Gov. Josh Green created a tough assignment in May for the retired leader of a Hawaii real estate investment firm to assemble a team that can recommend policies to minimize climate-related natural disaster impacts in the state.
Now, this six-person volunteer group with expertise in areas that include climate change, environmental law and insurance faces a tough phase of work: coming up with initial results.
Green’s Climate Advisory Team, led by retired Alexander &Baldwin Inc. CEO Chris Benjamin, is about to move from information gathering to crafting solutions that initially will focus on a package of draft bills for the governor to submit for consideration in the upcoming legislative session that begins in January.
Benjamin said Tuesday during a Honolulu Star-Advertiser editorial board meeting that such legislation is intended to be part of a foundation for longer-term progress in the team’s mission, which might take years to produce.
“We want to make progress next year, but we also have to recognize that this problem won’t be solved overnight,” he said.
Green announced the concept of the CAT in May with Benjamin, who in 2022
co-founded the organization now known as Climate Hawaii, at its helm. In July, membership was filled out and the group had its first meeting.
Members of the unpaid team, in addition to Benjamin as chair, are:
>> Denise Antolini, a retired University of Hawaii law professor whose main field of experience has been environmental law.
>> Robin Campaniano, a former state insurance commissioner and insurance company CEO.
>> Chip Fletcher, interim dean of UH’s School of Ocean and Earth Science and Technology.
>> Kawika Riley, vice president of external affairs at Kupu, a local nonprofit
helping youth build skills in areas that include environmental stewardship.
>> Gwen Yamamoto Lau, executive director of the Hawai‘i Green Infrastructure Authority, a state agency that helps foster investments in clean energy.
Over the past month, the group has been doing research, which has included meetings with government and business leaders, and meeting together multiple times each week.
The team also has been able to rely on paid consultants that have been doing work for Green’s administration tied to litigation over the Aug. 8, 2023, Maui
wildfire disaster.
These consultants include Ducera Partners, an investment banking firm that was involved in utility wildfire mitigation in California; O’Melveny &Myers, a law firm with wildfire experience; and Hueston Hennigan, a wildfire litigation defense firm representing the state in the Maui disaster. Two public relations strategists also are consultants — Andy Winer of Strategies 360 and Christine Matsuda of Pa‘akai
Communications.
Benjamin acknowledged that financial resources are a factor in the group being able to achieve its goals.
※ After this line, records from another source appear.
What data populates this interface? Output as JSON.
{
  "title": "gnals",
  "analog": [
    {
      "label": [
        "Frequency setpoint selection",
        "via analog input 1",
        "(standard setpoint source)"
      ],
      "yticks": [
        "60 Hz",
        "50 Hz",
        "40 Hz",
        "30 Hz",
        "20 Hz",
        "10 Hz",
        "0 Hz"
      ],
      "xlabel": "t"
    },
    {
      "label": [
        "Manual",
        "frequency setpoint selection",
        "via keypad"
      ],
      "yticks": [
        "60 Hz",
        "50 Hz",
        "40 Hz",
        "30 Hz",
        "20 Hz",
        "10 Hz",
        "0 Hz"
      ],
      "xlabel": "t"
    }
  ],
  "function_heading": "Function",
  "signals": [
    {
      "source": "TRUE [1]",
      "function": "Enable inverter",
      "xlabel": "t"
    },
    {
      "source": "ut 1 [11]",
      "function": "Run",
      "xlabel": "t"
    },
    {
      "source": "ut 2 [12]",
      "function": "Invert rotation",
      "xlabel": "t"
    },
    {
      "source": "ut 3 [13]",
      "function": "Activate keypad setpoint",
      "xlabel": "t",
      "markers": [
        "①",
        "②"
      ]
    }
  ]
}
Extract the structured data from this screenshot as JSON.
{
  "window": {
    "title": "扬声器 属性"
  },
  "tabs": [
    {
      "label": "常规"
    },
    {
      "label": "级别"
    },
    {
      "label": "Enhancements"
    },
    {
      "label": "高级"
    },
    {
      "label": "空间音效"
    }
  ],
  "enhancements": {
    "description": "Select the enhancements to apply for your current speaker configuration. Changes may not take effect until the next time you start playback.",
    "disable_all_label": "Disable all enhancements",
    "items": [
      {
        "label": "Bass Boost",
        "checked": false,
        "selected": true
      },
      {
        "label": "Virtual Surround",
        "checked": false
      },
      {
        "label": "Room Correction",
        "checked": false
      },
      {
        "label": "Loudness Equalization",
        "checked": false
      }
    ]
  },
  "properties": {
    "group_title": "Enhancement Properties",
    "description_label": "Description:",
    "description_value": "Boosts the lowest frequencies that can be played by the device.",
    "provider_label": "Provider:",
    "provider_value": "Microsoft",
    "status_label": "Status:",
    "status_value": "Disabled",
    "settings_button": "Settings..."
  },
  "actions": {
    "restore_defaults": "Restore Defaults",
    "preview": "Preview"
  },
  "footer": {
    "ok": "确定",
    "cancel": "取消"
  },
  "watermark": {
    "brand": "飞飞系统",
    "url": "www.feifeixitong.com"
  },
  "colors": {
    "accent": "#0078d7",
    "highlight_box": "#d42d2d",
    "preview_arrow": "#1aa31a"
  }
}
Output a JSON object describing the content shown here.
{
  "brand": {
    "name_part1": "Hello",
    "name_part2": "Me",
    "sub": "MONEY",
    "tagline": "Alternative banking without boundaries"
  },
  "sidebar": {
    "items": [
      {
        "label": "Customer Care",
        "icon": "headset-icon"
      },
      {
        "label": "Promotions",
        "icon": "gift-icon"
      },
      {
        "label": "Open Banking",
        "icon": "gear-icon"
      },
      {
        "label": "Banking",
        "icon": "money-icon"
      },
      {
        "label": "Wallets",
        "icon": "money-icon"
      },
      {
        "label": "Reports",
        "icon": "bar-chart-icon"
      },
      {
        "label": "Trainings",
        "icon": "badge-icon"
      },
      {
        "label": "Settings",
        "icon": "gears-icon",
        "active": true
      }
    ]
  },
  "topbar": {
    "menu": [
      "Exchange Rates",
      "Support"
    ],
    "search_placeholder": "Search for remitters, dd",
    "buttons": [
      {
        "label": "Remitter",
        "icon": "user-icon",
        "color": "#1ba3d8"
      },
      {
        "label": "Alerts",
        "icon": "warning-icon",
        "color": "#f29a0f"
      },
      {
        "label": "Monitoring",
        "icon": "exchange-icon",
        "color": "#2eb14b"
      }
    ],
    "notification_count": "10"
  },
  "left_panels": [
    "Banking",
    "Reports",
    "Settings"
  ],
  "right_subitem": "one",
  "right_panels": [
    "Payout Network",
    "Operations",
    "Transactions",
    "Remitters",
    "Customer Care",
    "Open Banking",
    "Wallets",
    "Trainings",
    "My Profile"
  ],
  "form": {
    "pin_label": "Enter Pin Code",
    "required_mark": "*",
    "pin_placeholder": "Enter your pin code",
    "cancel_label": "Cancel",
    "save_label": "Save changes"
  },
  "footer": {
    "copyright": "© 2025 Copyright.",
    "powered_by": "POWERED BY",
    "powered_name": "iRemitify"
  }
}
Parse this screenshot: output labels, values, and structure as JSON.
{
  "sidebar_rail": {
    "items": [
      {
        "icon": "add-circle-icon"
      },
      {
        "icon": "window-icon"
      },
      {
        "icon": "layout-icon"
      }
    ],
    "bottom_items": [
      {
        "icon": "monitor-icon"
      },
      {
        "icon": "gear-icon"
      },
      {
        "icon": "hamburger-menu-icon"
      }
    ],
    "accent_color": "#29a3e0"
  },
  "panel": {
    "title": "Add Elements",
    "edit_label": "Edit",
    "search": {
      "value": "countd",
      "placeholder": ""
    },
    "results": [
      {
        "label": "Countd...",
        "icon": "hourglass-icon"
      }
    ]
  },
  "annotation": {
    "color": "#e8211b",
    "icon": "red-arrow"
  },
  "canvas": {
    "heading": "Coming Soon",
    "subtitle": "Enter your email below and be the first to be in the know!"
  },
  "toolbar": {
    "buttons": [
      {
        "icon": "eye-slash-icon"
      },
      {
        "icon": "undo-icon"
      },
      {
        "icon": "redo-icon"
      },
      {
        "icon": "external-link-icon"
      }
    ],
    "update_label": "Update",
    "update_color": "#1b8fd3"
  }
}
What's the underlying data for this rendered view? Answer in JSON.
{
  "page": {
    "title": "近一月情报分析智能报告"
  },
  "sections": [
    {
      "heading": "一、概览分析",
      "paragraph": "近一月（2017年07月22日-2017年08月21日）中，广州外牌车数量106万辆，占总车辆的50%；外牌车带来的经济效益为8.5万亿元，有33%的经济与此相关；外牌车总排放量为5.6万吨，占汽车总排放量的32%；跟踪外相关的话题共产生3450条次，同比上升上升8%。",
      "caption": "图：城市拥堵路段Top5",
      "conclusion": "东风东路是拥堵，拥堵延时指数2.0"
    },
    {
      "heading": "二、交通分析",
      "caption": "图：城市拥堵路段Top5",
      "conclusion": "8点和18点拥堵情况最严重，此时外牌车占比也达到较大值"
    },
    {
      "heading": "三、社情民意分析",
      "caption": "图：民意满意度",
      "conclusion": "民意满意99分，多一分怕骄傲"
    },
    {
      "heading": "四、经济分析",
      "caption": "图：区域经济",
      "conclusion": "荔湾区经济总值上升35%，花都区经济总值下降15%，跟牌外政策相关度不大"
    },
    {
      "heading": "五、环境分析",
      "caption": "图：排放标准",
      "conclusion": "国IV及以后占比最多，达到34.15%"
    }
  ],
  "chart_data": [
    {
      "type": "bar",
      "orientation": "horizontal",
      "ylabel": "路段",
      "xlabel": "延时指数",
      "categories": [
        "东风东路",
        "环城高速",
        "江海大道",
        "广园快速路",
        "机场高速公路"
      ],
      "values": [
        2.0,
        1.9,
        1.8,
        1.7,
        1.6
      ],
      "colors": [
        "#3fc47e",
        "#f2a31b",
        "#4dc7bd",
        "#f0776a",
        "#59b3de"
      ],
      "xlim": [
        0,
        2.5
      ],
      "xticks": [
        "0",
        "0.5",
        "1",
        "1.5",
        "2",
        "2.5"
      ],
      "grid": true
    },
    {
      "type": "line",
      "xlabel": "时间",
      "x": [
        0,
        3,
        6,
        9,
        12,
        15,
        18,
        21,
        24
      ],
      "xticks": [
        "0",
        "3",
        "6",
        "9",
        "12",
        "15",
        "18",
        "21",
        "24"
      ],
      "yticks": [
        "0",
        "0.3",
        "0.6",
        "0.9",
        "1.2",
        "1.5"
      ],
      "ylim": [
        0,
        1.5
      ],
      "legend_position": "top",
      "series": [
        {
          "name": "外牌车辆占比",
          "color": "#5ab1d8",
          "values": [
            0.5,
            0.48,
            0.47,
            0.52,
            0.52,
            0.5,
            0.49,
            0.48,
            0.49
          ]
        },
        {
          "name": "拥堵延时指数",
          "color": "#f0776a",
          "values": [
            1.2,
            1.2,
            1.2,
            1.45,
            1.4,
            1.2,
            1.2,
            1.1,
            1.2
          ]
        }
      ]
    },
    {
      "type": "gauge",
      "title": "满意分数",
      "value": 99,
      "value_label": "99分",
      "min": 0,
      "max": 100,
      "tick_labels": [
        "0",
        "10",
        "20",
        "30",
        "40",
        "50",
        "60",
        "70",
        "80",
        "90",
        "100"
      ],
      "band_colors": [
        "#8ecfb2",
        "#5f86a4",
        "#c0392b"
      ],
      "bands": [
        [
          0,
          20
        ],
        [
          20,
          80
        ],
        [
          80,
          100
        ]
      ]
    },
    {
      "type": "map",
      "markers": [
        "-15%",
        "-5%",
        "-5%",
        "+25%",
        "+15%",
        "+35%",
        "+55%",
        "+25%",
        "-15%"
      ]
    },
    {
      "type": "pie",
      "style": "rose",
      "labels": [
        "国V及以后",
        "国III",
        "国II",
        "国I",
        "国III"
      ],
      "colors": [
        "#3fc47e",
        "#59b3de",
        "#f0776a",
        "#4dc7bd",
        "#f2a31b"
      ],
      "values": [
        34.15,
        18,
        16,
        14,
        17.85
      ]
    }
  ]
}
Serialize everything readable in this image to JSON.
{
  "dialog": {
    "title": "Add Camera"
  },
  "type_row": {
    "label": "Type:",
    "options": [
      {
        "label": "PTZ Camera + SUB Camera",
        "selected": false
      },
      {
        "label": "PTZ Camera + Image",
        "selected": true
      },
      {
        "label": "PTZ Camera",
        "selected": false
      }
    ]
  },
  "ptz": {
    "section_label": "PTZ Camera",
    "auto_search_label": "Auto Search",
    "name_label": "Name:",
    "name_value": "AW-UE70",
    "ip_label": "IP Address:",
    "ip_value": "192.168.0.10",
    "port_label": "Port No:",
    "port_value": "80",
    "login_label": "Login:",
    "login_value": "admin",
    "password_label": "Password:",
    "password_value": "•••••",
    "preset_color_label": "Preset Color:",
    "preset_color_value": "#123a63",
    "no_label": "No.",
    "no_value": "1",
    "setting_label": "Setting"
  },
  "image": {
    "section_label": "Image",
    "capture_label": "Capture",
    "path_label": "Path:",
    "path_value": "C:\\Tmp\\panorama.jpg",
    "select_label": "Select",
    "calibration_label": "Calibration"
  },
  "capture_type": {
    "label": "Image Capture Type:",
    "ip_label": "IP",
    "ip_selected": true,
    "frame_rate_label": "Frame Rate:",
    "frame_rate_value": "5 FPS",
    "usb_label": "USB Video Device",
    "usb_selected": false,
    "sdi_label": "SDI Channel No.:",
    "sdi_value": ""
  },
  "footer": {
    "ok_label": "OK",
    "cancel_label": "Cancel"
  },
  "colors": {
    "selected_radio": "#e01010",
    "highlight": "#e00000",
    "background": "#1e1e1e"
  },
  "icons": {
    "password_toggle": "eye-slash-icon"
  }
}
“We can’t expect that we’re going to be able to afford to do everything that we want to do,” he said.
Campaniano described the tall order another way. “Part of the challenge I think we face is that it’s like shopping on an empty stomach,” he said at the Tuesday meeting. “Our eyes are kind of big, and there’s so many different issues to work with.
“You know, are we solving a wildfire problem, or a hurricane problem or a flooding problem? And incidentally some of them transition over into more broader global warming or sea-level rise. Some of the decisions we make will impact that as well,” Campaniano continued. “We’re just six individuals, part-timers, and we’re trying to solve what appears to be rather insurmountable issues with no budget.”
Benjamin said the team wants to focus on obtaining federal funding to implement recommendations.
Another funding source, noted by Antolini, could be a Hawaii visitor impact fee that state lawmakers have considered since at least 2021 but failed to pass.
Green, who was elected governor in 2022, has pushed for a $50 visitor fee that he said could generate up to $350 million annually.
Part of the reason Green established the CAT was to help refine and advance legislation related to climate risks, response and recovery, especially in the wake of the Maui wildfire that killed 102 people and destroyed most of Lahaina.
Such bills that died earlier this year included one to establish a visitor impact fee, one to create a state compensation fund for property damage resulting from future catastrophic wildfires in Hawaii, and one allowing Hawaii electrical utilities to obtain low-cost bond financing to pay for wildfire mitigation.
One task not assigned to the CAT, according to Benjamin, was to address soaring insurance premiums for condominium projects.
A task force Green formed in June to tackle this issue recently issued recommendations that Green is
implementing under an emergency proclamation made last week.
The CAT, however, will try to address ways to help make Hawaii an attractive market for insurance companies to operate.
Benjamin said one thing that he believes will be critical for the CAT to succeed is convincing stakeholders that the undoubtedly huge cost to make Hawaii more resilient to climate-related calamities is necessary.
“We’re going to have to tell that story,” he said. “It’s the notion of pay me now or pay me later. … the ($4 billion Maui wildfire) settlement is a great example of just how expensive it can be if we’re not prepared and we’re not taking the steps to prevent the impacts of these natural disasters.”